China Vanke Co could become the second largest shareholder in defaulted Chinese property issuer Tahoe Group with a 19.9% stake, Tahoe said on Friday morning.
According to the share transfer plan, Tahoe’s parent, Tahoe Investment Group Co, will sell 19.9% of its shares in the company — worth Rmb2.43bn at Rmb4.9 apiece — to a unit of Vanke. Tahoe Investment’s holding will drop to 29.07%.
The deal’s close is contingent upon Tahoe’s successful debt restructuring as well as Vanke completing its due diligence of Tahoe.
MSCI plans to launch a series of thematic indices based on China’s A-share market within a year, its head of index product for Asia Pacific reportedly said at a conference.
The National Association of Financial Market Institutional Investors (Nafmii), one of the regulators for China’s interbank bond market, together with China Central Depository and Clearing (CDCC), a clearing institution for the market, published new guidelines on Wednesday to simplify the issuance of so-called “enterprise bonds”.
Enterprise bonds are sold by corporations and fall under the supervision of the National Development Regulatory Commission (NDRC).
Under the new rules, the issuance of enterprise bonds will shift from an approval-based system to a registration-based system. NDRC has appointed Nafmii and the CDCC to take up the responsibility of analysing the issuance material.

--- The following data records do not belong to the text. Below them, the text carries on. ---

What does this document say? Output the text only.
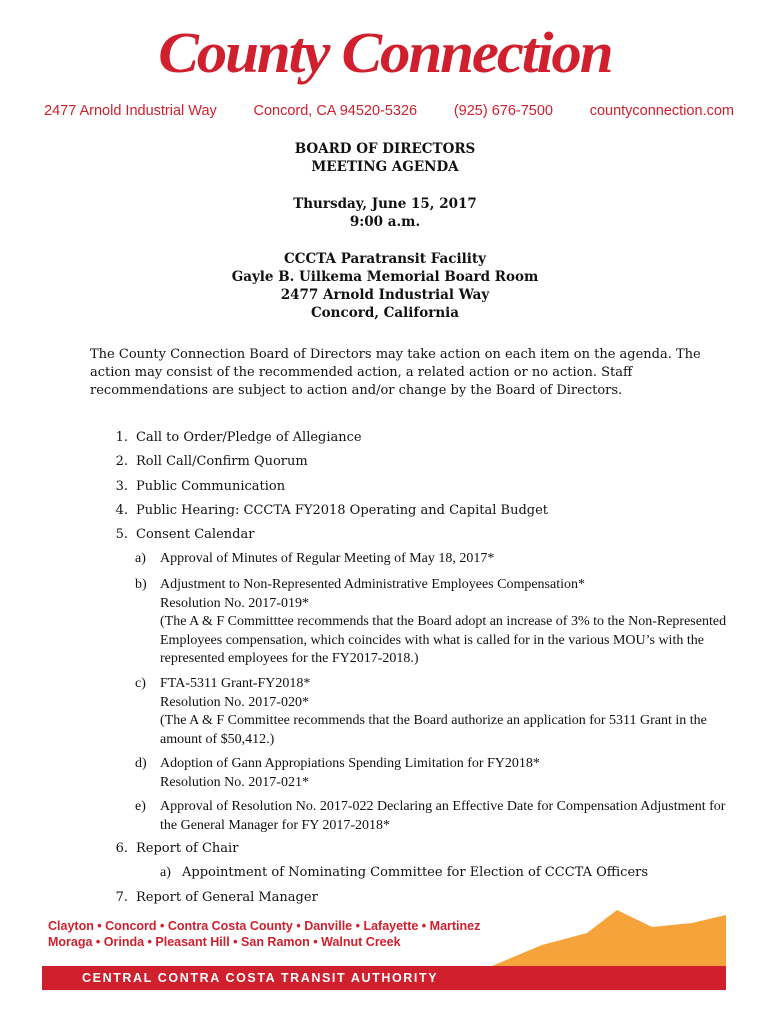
County Connection
2477 Arnold Industrial Way	Concord, CA 94520-5326	(925) 676-7500	countyconnection.com
BOARD OF DIRECTORS
MEETING AGENDA
Thursday, June 15, 2017
9:00 a.m.
CCCTA Paratransit Facility
Gayle B. Uilkema Memorial Board Room
2477 Arnold Industrial Way
Concord, California
The County Connection Board of Directors may take action on each item on the agenda. The action may consist of the recommended action, a related action or no action. Staff recommendations are subject to action and/or change by the Board of Directors.
1. Call to Order/Pledge of Allegiance
2. Roll Call/Confirm Quorum
3. Public Communication
4. Public Hearing: CCCTA FY2018 Operating and Capital Budget
5. Consent Calendar
a)	Approval of Minutes of Regular Meeting of May 18, 2017*
b) Adjustment to Non-Represented Administrative Employees Compensation*
Resolution No. 2017-019*
(The A & F Committtee recommends that the Board adopt an increase of 3% to the Non-Represented Employees compensation, which coincides with what is called for in the various MOU’s with the represented employees for the FY2017-2018.)
c)	FTA-5311 Grant-FY2018*
Resolution No. 2017-020*
(The A & F Committee recommends that the Board authorize an application for 5311 Grant in the amount of $50,412.)
d) Adoption of Gann Appropiations Spending Limitation for FY2018*
Resolution No. 2017-021*
e)	Approval of Resolution No. 2017-022 Declaring an Effective Date for Compensation Adjustment for the General Manager for FY 2017-2018*
6. Report of Chair
a) Appointment of Nominating Committee for Election of CCCTA Officers
7. Report of General Manager
Clayton • Concord • Contra Costa County • Danville • Lafayette • Martinez
Moraga • Orinda • Pleasant Hill • San Ramon • Walnut Creek
CENTRAL CONTRA COSTA TRANSIT AUTHORITY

The NDRC is known for taking its time when giving approvals to enterprise bond issuers. The new rules, however, explicitly said the registration process should not last longer than 30 working days.
As a comparison, bankers have told GlobalCapital China previously that some enterprise bond issuers could wait up to two years for approval from the NDRC.
The Beijing Local Financial Supervision and Administration said on Monday it would provide support for US-listed Chinese companies that seek to return to the A-share or H-share markets, local media reported.
The regulator also said it will work with the China Securities Regulatory Commission to launch relevant policies to attract these firms back.
The People’s Bank of China has asked commercial banks to submit their online consumer loans data for the half-year periods ending December 2018, June 2019, December 2019 and June 2020, local media Caixin reported. The submissions should be made by the end of July.
Additionally, the central bank also told banks to submit separate data on loans provided through lending platforms developed by Ant Financial, the operator of online payment service Alipay.
The Shanghai Stock Exchange published guidelines for the corporate bond exchange, encouraging issuers to actively manage their debt as well as improve their maturity profile and funding cost.